Emily Alone, the aptly titled third full-length release from the Brooklyn, New York indie pop/folk project Florist, features twelve new songs, most consisting of singer Emily Sprague accompanied only by an acoustic guitar. Although the album’s concept is a slight departure from the largely synth/rhythm-centric compositions found on both 2017’s If Blue Could Be Happiness and 2016’s The Birds Outside Sang, it should be no surprise that Sprague’s fragile voice and sincere poetry is a good fit for this minimalist format.
“I write and I read, I spend time in the sea, but nothing brings clarity to what makes me me,” Sprague sings on the record’s opener, “As Alone”. Each song on the album is suffused with lyrical references to nature, both flora and fauna, and a healthy dose of introspective self-analysis and tactile descriptors that manage to feel intensely personal without ever coming across as awkward.
There’s very little instrumental diversity from track to track on Emily Alone. Some songs feature a minuscule dose of barely perceptible synths just under the surface, and the record’s lone guitar-free moment is the centerpiece, “M”, which opts instead for a stark piano and what sounds like feet walking on a gravelly road.

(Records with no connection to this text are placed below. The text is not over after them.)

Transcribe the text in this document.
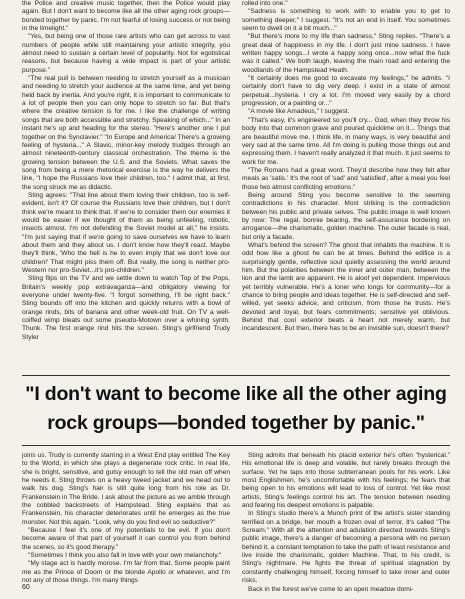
the Police and creative music together, then the Police would play again. But I don't want to become like all the other aging rock groups—bonded together by panic. I'm not fearful of losing success or not being in the limelight."

"Yes, but being one of those rare artists who can get across to vast numbers of people while still maintaining your artistic integrity, you almost need to sustain a certain level of popularity. Not for egotistical reasons, but because having a wide impact is part of your artistic purpose."

"The real pull is between needing to stretch yourself as a musician and needing to stretch your audience at the same time, and yet being held back by inertia. And you're right, it is important to communicate to a lot of people then you can only hope to stretch so far. But that's where the creative tension is for me. I like the challenge of writing songs that are both accessible and stretchy. Speaking of which..." In an instant he's up and heading for the stereo. "Here's another one I put together on the Synclavier." "In Europe and America/ There's a growing feeling of hysteria..." A Slavic, minor-key melody trudges through an almost nineteenth-century classical orchestration. The theme is the growing tension between the U.S. and the Soviets. What saves the song from being a mere rhetorical exercise is the way he delivers the line, "I hope the Russians love their children, too." I admit that, at first, the song struck me as didactic.

Sting agrees: "That line about them loving their children, too is self-evident, isn't it? Of course the Russians love their children, but I don't think we're meant to think that. If we're to consider them our enemies it would be easier if we thought of them as being unfeeling, robotic, insects almost. I'm not defending the Soviet model at all," he insists. "I'm just saying that if we're going to save ourselves we have to learn about them and they about us. I don't know how they'll react. Maybe they'll think, 'Who the hell is he to even imply that we don't love our children!' That might piss them off. But really, the song is neither pro-Western nor pro-Soviet...it's pro-children."

Sting flips on the TV and we settle down to watch Top of the Pops, Britain's weekly pop extravaganza—and obligatory viewing for everyone under twenty-five. "I forgot something, I'll be right back." Sting bounds off into the kitchen and quickly returns with a bowl of orange rinds, bits of banana and other week-old fruit. On TV a well-coiffed wimp bleats out some pseudo-Motown over a whining synth. Thunk. The first orange rind hits the screen. Sting's girlfriend Trudy Styler

rolled into one."

"Sadness is something to work with to enable you to get to something deeper," I suggest. "It's not an end in itself. You sometimes seem to dwell on it a bit much..."

"But there's more to my life than sadness," Sting replies. "There's a great deal of happiness in my life. I don't just mine sadness. I have written happy songs...I wrote a happy song once...now what the fuck was it called." We both laugh, leaving the main road and entering the woodlands of the Hampstead Heath.

"It certainly does me good to excavate my feelings," he admits. "I certainly don't have to dig very deep. I exist in a state of almost perpetual...hysteria. I cry a lot. I'm moved very easily by a chord progression, or a painting or..."

"A movie like Amadeus," I suggest.

"That's easy, it's engineered so you'll cry... God, when they throw his body into that common grave and poured quicklime on it... Things that are beautiful move me. I think life, in many ways, is very beautiful and very sad at the same time. All I'm doing is pulling those things out and expressing them. I haven't really analyzed it that much. It just seems to work for me.

"The Romans had a great word. They'd describe how they felt after meals as 'satis.' It's the root of 'sad' and 'satisfied', after a meal you feel those two almost conflicting emotions."

Being around Sting you become sensitive to the seeming contradictions in his character. Most striking is the contradiction between his public and private selves. The public image is well known by now: The regal, bonnie bearing, the self-assurance bordering on arrogance—the charismatic, golden machine. The outer facade is real, but only a facade.

What's behind the screen? The ghost that inhabits the machine. It is odd how like a ghost he can be at times. Behind the edifice is a surprisingly gentle, reflective soul quietly assessing the world around him. But the polarities between the inner and outer man, between the lion and the lamb are apparent. He is aloof yet dependent. Impervious yet terribly vulnerable. He's a loner who longs for community—for a chance to bring people and ideas together. He is self-directed and self-willed, yet seeks advice, and criticism, from those he trusts. He's devoted and loyal, but fears commitments; sensitive yet oblivious. Behind that cool exterior beats a heart not merely warm, but incandescent. But then, there has to be an invisible sun, doesn't there?

"I don't want to become like all the other aging rock groups—bonded together by panic."

joins us. Trudy is currently starring in a West End play entitled The Key to the World, in which she plays a degenerate rock critic. In real life, she is bright, sensitive, and gutsy enough to tell the old man off when he needs it. Sting throws on a heavy tweed jacket and we head out to walk his dog. Sting's hair is still quite long from his role as Dr. Frankenstein in The Bride. I ask about the picture as we amble through the cobbled backstreets of Hampstead. Sting explains that as Frankenstein, his character deteriorates until he emerges as the true monster. Not this again. "Look, why do you find evil so seductive?"

"Because I feel it's one of my potentials to be evil. If you don't become aware of that part of yourself it can control you from behind the scenes, so it's good therapy."

"Sometimes I think you also fall in love with your own melancholy."

"My stage act is hardly morose. I'm far from that. Some people paint me as the Prince of Doom or the blonde Apollo or whatever, and I'm not any of those things. I'm many things

Sting admits that beneath his placid exterior he's often "hysterical." His emotional life is deep and volatile, but rarely breaks through the surface. Yet he taps into those subterranean pools for his work. Like most Englishmen, he's uncomfortable with his feelings; he fears that being open to his emotions will lead to loss of control. Yet like most artists, Sting's feelings control his art. The tension between needing and fearing his deepest emotions is palpable.

In Sting's studio there's a Munch print of the artist's sister standing terrified on a bridge, her mouth a frozen oval of terror. It's called "The Scream." With all the attention and adulation directed towards Sting's public image, there's a danger of becoming a persona with no person behind it, a constant temptation to take the path of least resistance and live inside the charismatic, golden Machine. That, to his credit, is Sting's nightmare. He fights the threat of spiritual stagnation by constantly challenging himself, forcing himself to take inner and outer risks.

Back in the forest we've come to an open meadow domi-

60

And while Sprague’s always thoughtful lyrics will most certainly be considered ruminative to anyone with a modicum of sensitivity, it’s still no guarantee that Emily’s consistently gentle vocal style will be for everyone.
Longtime Florist fans, particularly those who have to-date followed Sprague’s life journey closely, will find a lot to love on Emily Alone as the songs here are some of her most personal and confessional, and the minimalist production throughout this record only enhances the intimacy factor. On the other hand, casual Florist aficionados who were drawn in solely by the project’s more pop-leaning material on their previous two full-lengths may find the gently plucked acoustic guitar accompaniment concept fatiguing after the album’s first half.